Bangla Despite their preference for English, parents in lakhs had been  sending their children to the schools that did not teach English at the primary level. English was no burden to those children. Why did they then perform so badly in Bangla and Mathematics? The question should take us to the central issue: the condition of primary schools and the kind of teaching-learning activity that takes place there. Unfortunately enough the 20-year-long language debate has hardly touched on this issue. In recent years several studies have exposed the deplorable condition of primary schools all over the country and West Bengal is no exception. The ISI-SCERT survey (1995) found that most primary schools in West Bengal could not provide blackboards for all the classes and 34% of the schools had only one room for the four classes. What kind of teaching can such schools offer? As it is too well known, the common practice is that if the teachers at all teaches, s/he reads someting from the textbook and pupils are asked to cram the information given in the book. In such a situation, ‘a lot is taught (on paper) but little is learnt or understood’, as the Yashpal Committee Report (‘Learning Without Burden,’ 1993) observed.

 

And now the question of the  alleged decay  of Bangla. It is common knowledge that the dynamism of a language derives from its creative use in communicative interaction. But as in everyday communication, so in intellectual discoourse, language in West Bengal has become a sort of Banglish which is neither Bangla, nor English in terms of correct usuage. Even in the case of written Bangla, the language of the official  monographs, textbooks, teachers' manuals etc is often substandard. We have not yet been able to achieve uniformity in spelling rules and the result in that children are exposed to different spellings of the same words in diffferent books. Even the govt publications do not always follow a uniform rule.

 

Recently, I came across a guidebook for the teachers of the ‘joyful learning’ programme. The specimens, of ‘joyful’ rhymes given in the book are an assault on the Bengali language, to say the least. Another guidebook written by the Director, SCERT has every page fraught with spelling errors. And about the author’s understanding of pedagogy, the less said the better. A child's inability to attain a certain level of proficiency has been compared with a case of snakebite. Prompt action can only savea person bitten by a (poisonous) snake.
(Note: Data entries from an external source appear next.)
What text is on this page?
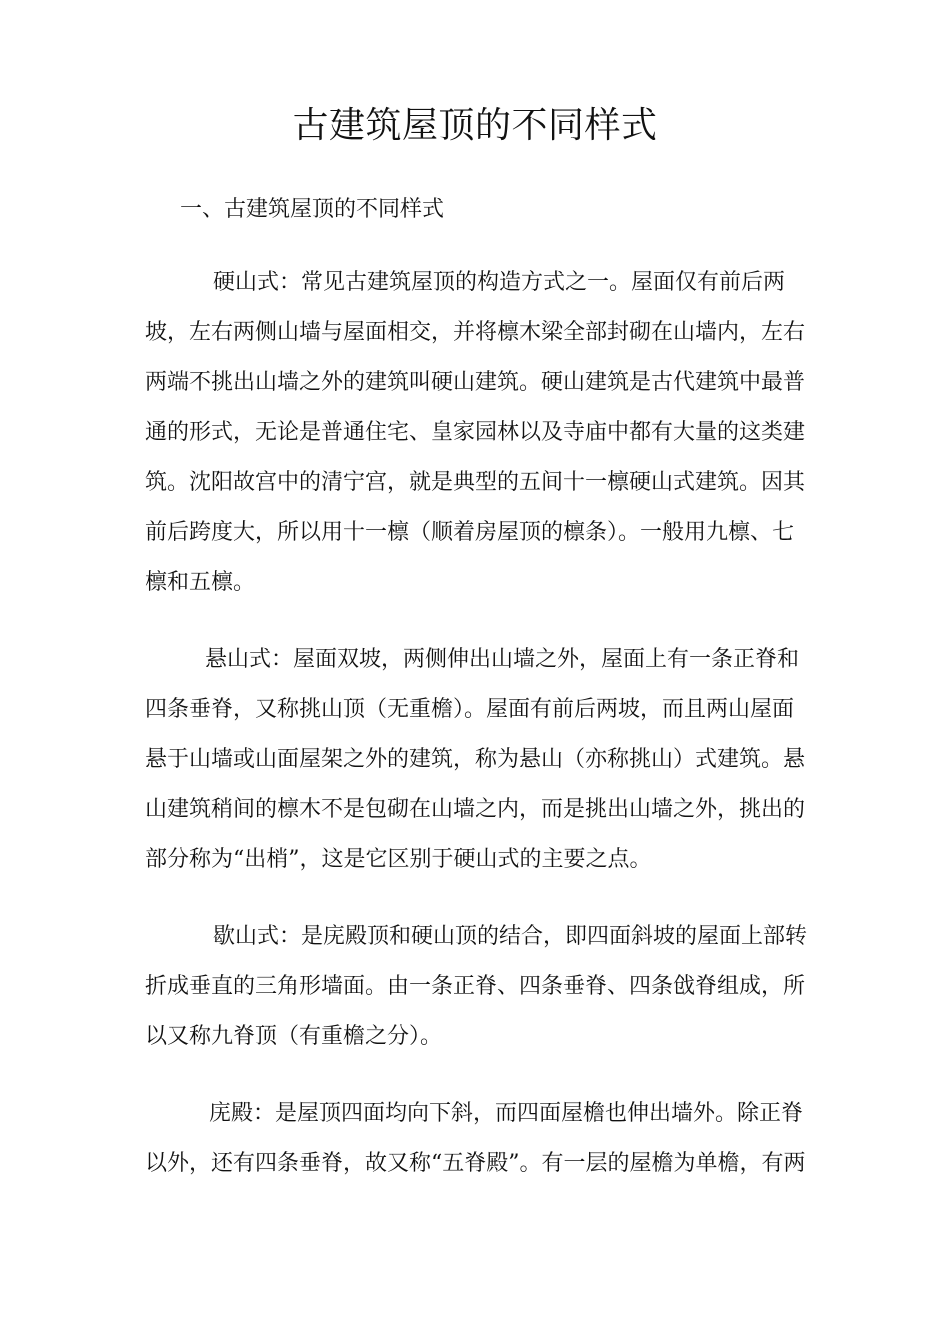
古建筑屋顶的不同样式
一、古建筑屋顶的不同样式

硬山式：常见古建筑屋顶的构造方式之一。屋面仅有前后两
坡，左右两侧山墙与屋面相交，并将檩木梁全部封砌在山墙内，左右
两端不挑出山墙之外的建筑叫硬山建筑。硬山建筑是古代建筑中最普
通的形式，无论是普通住宅、皇家园林以及寺庙中都有大量的这类建
筑。沈阳故宫中的清宁宫，就是典型的五间十一檩硬山式建筑。因其
前后跨度大，所以用十一檩（顺着房屋顶的檩条）。一般用九檩、七
檩和五檩。

悬山式：屋面双坡，两侧伸出山墙之外，屋面上有一条正脊和
四条垂脊，又称挑山顶（无重檐）。屋面有前后两坡，而且两山屋面
悬于山墙或山面屋架之外的建筑，称为悬山（亦称挑山）式建筑。悬
山建筑稍间的檩木不是包砌在山墙之内，而是挑出山墙之外，挑出的
部分称为“出梢”，这是它区别于硬山式的主要之点。

歇山式：是庑殿顶和硬山顶的结合，即四面斜坡的屋面上部转
折成垂直的三角形墙面。由一条正脊、四条垂脊、四条戗脊组成，所
以又称九脊顶（有重檐之分）。

庑殿：是屋顶四面均向下斜，而四面屋檐也伸出墙外。除正脊
以外，还有四条垂脊，故又称“五脊殿”。有一层的屋檐为单檐，有两
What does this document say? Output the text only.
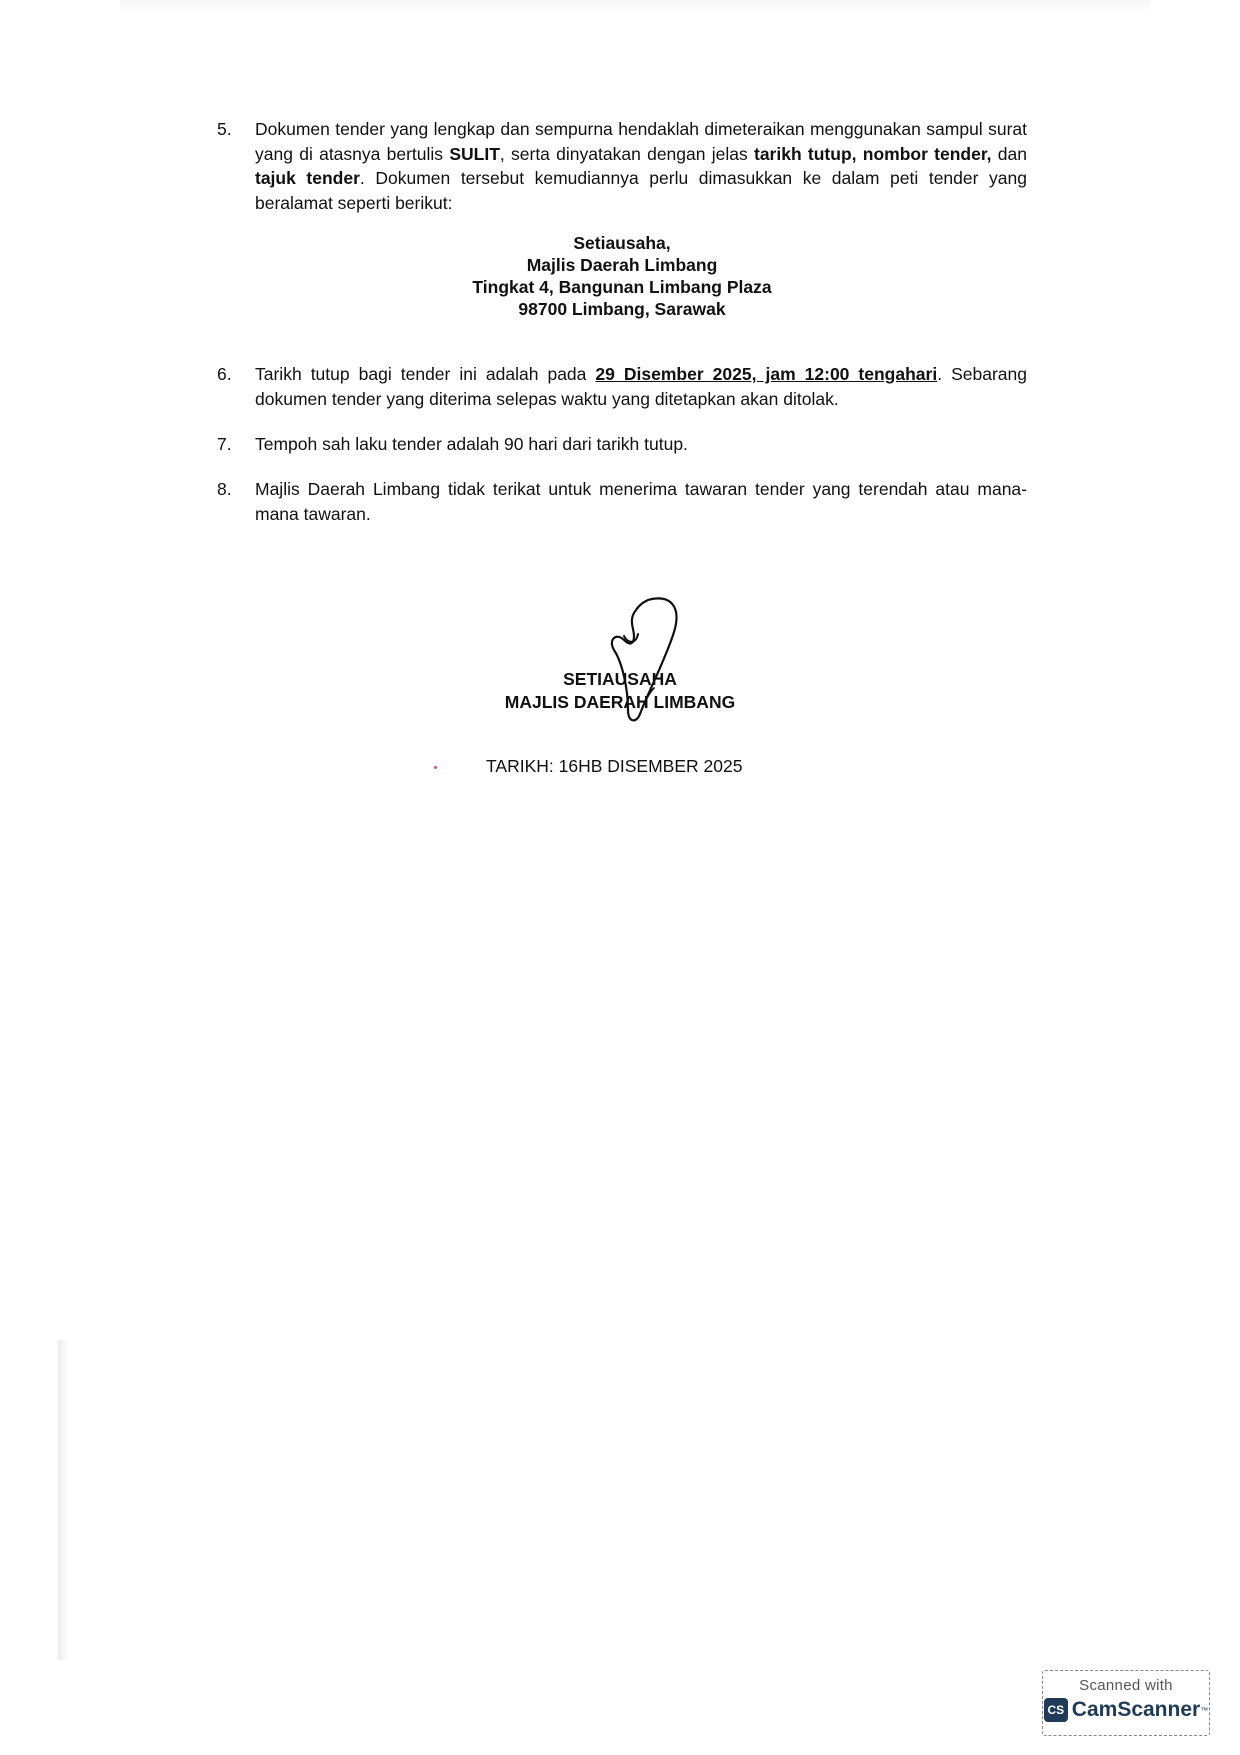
5.	Dokumen tender yang lengkap dan sempurna hendaklah dimeteraikan menggunakan sampul surat yang di atasnya bertulis SULIT, serta dinyatakan dengan jelas tarikh tutup, nombor tender, dan tajuk tender. Dokumen tersebut kemudiannya perlu dimasukkan ke dalam peti tender yang beralamat seperti berikut:
Setiausaha,
Majlis Daerah Limbang
Tingkat 4, Bangunan Limbang Plaza
98700 Limbang, Sarawak
6.	Tarikh tutup bagi tender ini adalah pada 29 Disember 2025, jam 12:00 tengahari. Sebarang dokumen tender yang diterima selepas waktu yang ditetapkan akan ditolak.
7.	Tempoh sah laku tender adalah 90 hari dari tarikh tutup.
8.	Majlis Daerah Limbang tidak terikat untuk menerima tawaran tender yang terendah atau mana-mana tawaran.
SETIAUSAHA
MAJLIS DAERAH LIMBANG
TARIKH: 16HB DISEMBER 2025
Scanned with
CS CamScanner ™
Similarly, immediate and regular assessments can enable a child to achieve the  desired level of learning, observes the author, the Director of a research institute. Consider, there are the people who pass for educationists in West Bengal. Do these examples speak for our concern for education and regard for the mothertongue? Can an official instruction in favour of Bangla change this situation?

 

Finally, the West Bengal Govt's recent decision to introduce Bangla in official communication is nothing new. The State Govt made the same resolution as early as May,1961, on the eve of Rabindranath's birth centenary. What prevented the former and the present governments from putting it into practice in the last forty years?